By Monica Heger
A recent comparison of four frequently used sequencing-based DNA methylation methods found that that they all provided comparable methylation calls, but differed in a number of features, including CpG coverage, resolution, quantitative accuracy, efficiency, and cost.
In a study published this week in Nature Biotechnology, researchers from several institutions described their evaluation of two methods based on bisulfite conversion: methylC-seq and reduced representation bisulfite sequencing; and two methods that use enrichment of methylated DNA: MeDIP-seq and MBD-seq. The team also developed a technique that combined MeDIP-seq to detect methylated CpGs with MRE-seq to detect unmethylated CpGs.
"There's a growing interest in epigenetic research, and a growing interest in methylation data," said Alan Harris, an assistant professor of bioinformatics at Baylor College of Medicine and lead author of the paper. "In order to be useful, we need to know how various techniques compare."
Each of the techniques was examined for accuracy, cost, concordance, and how CpG density and genomic content influenced the results. The different techniques have different advantages and drawbacks, Harris said. For instance, methylC-seq is the most expensive because it requires the most sequencing, but it also offers the highest resolution, he said.
The researchers tested three of the methods on biological replicates of a human embryonic stem cell line using the Illumina Genome Analyzer. For the methylC-seq method, they used previously generated data.
MethylC-seq and reduced representation bisulfite sequencing are similar in that both methods involve converting unmethylated cytosines to uracils, and then sequencing. But, while methylC-seq requires shotgun sequencing of the entire genome, the reduced representation method limits the portion of the genome that is sequenced through restriction enzyme digestion, which targets the portions of the genome containing CpG islands.
Both of these methods yield single-base resolution, said Harris. The difference is the amount of sequencing. "Reduced representation is a good way to go if you're interested in CpG islands," he said, because it offers single-base resolution, but is less costly than methylC-seq. MethylC-seq, on the other hand, would be most appropriate for researchers who require very high resolution coverage of the entire genome, and who also want to look for other mutations such as SNPs, which are detectable using the methylC-seq method.
The enrichment-based approaches — MeDIP-seq and MBD-seq — do not offer single-base resolution. The MeDIP-seq method first uses an antibody to pull down the methylated cytosines, similar to an exon capture, and then amplifies the methylated cytosines. The MBD-seq technique is the same, except it uses a protein for the pull down.
In both enrichment methods, Harris said that the main drawback is the lack of resolution, which is limited to the size of the fragments, in this case about 150 base pairs.
One advantage of the MBD-seq method is that by changing the salt concentration in the capture step, researchers can customize the regions that they pull down, opting to target regions that are more less CpG dense, Harris said.
Both enrichment methods are also less expensive than methylC-seq and target genome-wide CpGs better than the reduced representation method, so these methods could be useful if cost is an issue and researchers want to target more than just CpG islands, Harris said. Although, he added, costs of sequencing are declining that the methylC-seq technique may soon be affordable even for labs with modest budgets.
Comparing CpG coverage between the four methods found that the methylC-seq provided the highest coverage at 95 percent, while the reduced representation method covered the fewest CpGs genome-wide.

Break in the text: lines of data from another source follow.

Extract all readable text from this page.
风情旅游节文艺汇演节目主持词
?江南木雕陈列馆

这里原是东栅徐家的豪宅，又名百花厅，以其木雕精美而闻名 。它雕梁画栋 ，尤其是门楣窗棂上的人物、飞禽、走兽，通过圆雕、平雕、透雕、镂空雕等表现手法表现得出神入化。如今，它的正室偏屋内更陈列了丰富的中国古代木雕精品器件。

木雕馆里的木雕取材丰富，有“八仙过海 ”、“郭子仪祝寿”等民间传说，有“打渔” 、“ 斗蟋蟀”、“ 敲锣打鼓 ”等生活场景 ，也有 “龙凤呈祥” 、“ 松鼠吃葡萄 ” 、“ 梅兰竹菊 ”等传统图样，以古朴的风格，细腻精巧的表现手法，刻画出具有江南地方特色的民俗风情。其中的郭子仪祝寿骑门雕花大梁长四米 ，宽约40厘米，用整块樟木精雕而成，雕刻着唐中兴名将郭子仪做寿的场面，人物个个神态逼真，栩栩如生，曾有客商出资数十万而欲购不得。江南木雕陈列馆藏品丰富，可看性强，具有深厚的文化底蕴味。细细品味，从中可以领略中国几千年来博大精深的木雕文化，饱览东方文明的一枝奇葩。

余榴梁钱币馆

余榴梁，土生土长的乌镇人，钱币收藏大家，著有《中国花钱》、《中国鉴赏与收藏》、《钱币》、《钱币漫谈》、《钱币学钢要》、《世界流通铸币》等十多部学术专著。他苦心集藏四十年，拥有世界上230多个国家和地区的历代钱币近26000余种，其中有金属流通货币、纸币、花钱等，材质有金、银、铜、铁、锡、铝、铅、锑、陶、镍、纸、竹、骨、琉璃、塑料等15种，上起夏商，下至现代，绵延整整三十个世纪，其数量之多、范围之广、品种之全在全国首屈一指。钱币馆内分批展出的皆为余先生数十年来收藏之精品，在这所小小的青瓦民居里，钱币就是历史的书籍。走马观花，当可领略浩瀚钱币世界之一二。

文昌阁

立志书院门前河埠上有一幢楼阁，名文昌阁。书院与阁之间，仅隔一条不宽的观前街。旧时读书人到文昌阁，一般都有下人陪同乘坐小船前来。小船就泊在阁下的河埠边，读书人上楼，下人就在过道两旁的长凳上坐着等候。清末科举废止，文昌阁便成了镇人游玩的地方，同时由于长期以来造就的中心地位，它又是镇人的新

However, reduced representation did provide substantial coverage of CpGs in CpG islands. MeDIP-seq and MBD-seq yielded 67 percent and 61 percent coverage of CpGs, respectively.
Additionally, the team analyzed a fifth method, which combines MeDIP-seq with MRE-seq — an enrichment method that enriches for the unmethylated portion of the genome. MRE-seq also helps improve resolution because the method yields single-base resolution, Harris said. Combining those two methods allowed the researchers to identify partial methylation, where only one allele is methylated.
"You see the signals separately," said Harris. "So, if you see both signals, it's a sign of intermediate methylation, or imprinting."
He said the next steps are to continue doing methylation profiles of normal genomes. As part of the National Institutes of Health's Epigenomic Roadmap Initiative, his team at Baylor is creating methylation profiles of breast cells using the MeDIP-seq and MRE-seq combination.
Eventually, researchers will be able to do methylation profiles of disease states and compare methylation in diseases such as cancer and Alzheimer's, to normal states.
Before researchers can determine the epigenetic modifications that are relevant to disease, however, they will need to know the normal states, he said. "Our role is to get some idea of what the normal epigenetic modifications are in humans."